When working on people's taxes and have them have a balance due after starting that new job, I have to have a conversation explaining how the new W-4 form works. You know, that form you have to fill out to tell your employer how much money to withhold from your paycheck to cover your tax liability.
If you don't like owning taxes at the end of the year, then here are some things you should know:
1. When you have to fill out a W-4 form
You are not required to file a W-4 form with your employer each year, but a lot of people don't realize that you are allowed to fill out a new form any time your situation changes. Like you get a second income coming into the household, get married or you have a new child.
2. The W-4 form is relatively easy if your taxes are simple
The W-4 form can be relatively easy if you are single and only have one job, and your taxes are simple.
3. The W-4 form takes a little longer if your taxes are more complex
For example, you may need to fill out how many children you claim on your return, and how much non-wage income you bring into the household such as retirement income or self-employment income.

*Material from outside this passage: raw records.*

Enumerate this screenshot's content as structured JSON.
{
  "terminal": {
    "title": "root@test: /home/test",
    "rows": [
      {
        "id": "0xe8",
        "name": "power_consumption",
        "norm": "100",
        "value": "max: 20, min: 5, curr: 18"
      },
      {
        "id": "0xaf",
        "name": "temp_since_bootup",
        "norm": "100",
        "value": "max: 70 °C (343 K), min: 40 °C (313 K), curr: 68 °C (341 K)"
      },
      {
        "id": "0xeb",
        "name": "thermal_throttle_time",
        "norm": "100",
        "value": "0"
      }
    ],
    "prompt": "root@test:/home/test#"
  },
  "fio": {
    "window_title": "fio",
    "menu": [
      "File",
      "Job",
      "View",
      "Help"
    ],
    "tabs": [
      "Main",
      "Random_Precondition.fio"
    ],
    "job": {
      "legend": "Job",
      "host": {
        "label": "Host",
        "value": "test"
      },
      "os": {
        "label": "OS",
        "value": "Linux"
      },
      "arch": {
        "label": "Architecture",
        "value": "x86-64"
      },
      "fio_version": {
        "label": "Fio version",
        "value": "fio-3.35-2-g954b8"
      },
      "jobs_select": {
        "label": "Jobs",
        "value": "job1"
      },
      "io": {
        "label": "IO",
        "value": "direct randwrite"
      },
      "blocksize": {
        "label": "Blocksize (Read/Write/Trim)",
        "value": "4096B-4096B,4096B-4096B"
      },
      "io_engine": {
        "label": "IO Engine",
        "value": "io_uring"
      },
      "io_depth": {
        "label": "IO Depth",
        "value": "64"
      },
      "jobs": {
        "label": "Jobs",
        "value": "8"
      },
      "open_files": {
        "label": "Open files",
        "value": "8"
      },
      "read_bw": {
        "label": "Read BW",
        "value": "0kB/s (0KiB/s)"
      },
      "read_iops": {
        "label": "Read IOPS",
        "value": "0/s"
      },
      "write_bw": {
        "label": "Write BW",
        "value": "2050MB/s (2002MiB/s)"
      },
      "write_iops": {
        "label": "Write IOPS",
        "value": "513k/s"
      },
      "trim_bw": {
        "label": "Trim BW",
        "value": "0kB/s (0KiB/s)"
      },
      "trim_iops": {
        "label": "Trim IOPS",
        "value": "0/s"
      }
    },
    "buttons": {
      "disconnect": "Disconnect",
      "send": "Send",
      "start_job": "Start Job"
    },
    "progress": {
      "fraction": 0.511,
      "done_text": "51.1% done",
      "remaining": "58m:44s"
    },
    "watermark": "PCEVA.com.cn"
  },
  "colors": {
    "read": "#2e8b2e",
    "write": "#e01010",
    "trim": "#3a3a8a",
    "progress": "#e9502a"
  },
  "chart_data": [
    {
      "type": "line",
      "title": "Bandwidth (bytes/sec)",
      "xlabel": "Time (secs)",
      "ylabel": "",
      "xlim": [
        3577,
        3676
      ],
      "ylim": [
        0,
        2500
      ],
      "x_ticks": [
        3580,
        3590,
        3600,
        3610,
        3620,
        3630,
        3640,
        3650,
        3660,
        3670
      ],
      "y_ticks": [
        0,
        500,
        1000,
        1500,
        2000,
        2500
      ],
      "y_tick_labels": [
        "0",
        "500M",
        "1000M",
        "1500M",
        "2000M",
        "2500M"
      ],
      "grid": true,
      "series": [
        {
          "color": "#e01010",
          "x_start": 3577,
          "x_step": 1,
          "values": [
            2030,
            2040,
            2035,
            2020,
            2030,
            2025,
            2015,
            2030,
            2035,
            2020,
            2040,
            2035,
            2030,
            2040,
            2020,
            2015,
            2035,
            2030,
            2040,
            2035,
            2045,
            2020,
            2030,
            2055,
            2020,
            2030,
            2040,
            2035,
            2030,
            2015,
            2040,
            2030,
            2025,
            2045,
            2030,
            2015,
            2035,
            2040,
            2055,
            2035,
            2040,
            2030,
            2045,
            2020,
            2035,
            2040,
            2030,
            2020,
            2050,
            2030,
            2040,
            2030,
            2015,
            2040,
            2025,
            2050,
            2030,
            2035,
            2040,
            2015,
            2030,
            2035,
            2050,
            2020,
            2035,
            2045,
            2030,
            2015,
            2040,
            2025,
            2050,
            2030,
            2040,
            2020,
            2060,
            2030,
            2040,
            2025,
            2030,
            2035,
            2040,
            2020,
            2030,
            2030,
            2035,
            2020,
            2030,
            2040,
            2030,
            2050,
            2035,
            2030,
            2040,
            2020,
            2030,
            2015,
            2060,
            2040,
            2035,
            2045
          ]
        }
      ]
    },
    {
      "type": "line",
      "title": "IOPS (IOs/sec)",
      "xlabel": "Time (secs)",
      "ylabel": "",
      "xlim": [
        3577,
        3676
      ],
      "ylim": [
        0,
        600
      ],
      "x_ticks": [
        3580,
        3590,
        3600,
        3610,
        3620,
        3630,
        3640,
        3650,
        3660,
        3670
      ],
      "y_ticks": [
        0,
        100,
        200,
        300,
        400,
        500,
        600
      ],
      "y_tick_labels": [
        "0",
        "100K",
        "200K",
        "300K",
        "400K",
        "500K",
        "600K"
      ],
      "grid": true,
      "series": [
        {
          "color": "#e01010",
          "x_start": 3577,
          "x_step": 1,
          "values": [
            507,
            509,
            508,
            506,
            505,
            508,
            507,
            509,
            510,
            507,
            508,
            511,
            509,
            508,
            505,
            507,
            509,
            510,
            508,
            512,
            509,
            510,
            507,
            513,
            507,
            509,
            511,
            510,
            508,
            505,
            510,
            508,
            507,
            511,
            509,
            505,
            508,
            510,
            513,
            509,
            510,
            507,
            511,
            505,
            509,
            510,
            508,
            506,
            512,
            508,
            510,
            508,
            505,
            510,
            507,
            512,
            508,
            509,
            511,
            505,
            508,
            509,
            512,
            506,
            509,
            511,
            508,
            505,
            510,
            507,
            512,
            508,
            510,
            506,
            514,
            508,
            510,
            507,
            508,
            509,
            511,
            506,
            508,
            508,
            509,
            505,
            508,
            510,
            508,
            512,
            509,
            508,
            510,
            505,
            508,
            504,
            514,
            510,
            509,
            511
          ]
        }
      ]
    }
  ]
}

4. Having multiple jobs and/or working spouses require more information
This is where most people that the biggest problems in understanding how to fill out a W-4. You need to understand that he Withholding Tables that employers use to figure the amount of withholding assume that there is only one income coming into the household. Thus, when there is more than one income coming into the household, an further adjustment needs to be made.
5. Sections 3 & 4: You can account for tax credits and deductions
The W-4 form allows you to adjust your withholding to account for certain tax credits and deductions. There are lines on the W-4 form to add these amounts. Including tax deductions and credits on the form will decrease the amount of tax withheld, increase the amount of your paycheck, and reduce any refund you may get when you file your tax return.
6. The IRS has an online tool to help you complete a W-4 form
To get the most accurate withholding, use the IRS's Tax Withholding Estimator to help you fill out the W-4 form. You will also want to use this tool if you expect to work only part of the year, have dividend income or capital gains subject to additional taxes (e.g., the additional Medicare tax), or have self-employment income.
7. Setting up extra withholding for non-wage income
If you receive taxable income that isn't from wages, like interest, dividends, or distributions from a traditional IRA, you can have your employer withhold extra tax from your paycheck to cover the extra taxes. Just put the estimated total amount of this income for the year on Line 4(a) of your W-4 form, and your employer will calculate the proper withholding amount for each pay period.
8. You can set up extra withholding for a side job
Suppose you have a side job as an independent contractor (i.e., not an "employee"). In that case, you can use the W-4 form to have extra taxes withheld from your regular job's paycheck to cover your side job, too.
I really only recommend doing this if you side job brings in less than a few thousand dollars. I find that it is more accurate for Schedule C self-employment earners to make estimated taxes as normally they are not sure exactly how much is going to be earned during the year. Buy sending in estimated taxes (normally 25% to 30% of net profit) quarterly, your withholding will be much more accurate without trying to adjust a W4 during the year to get the withholding correct.
9. You can claim an exemption for no withholding
You can claim an exemption from withholding on a W-4 form. There isn't a particular line for this on the form, but you can claim an exemption by writing "Exempt" in the space below Line 4(c) if you qualify. You must also provide your name, address, Social Security number, and signature. This is often used by students who have small part time jobs.
10. Extra withholding to increase your tax refund
You can adjust your W-4 form to generate a larger tax refund (or refund in general) if you wish to use the IRS as your 'piggy bank'. Although the tax withholding system aims to produce the most accurate withholding, you can add an extra amount on Line 4(c) for "extra withholding" to increase your income tax withholding and reduce your paycheck. That will either increase your tax refund or decrease any tax you owe when you file your tax return.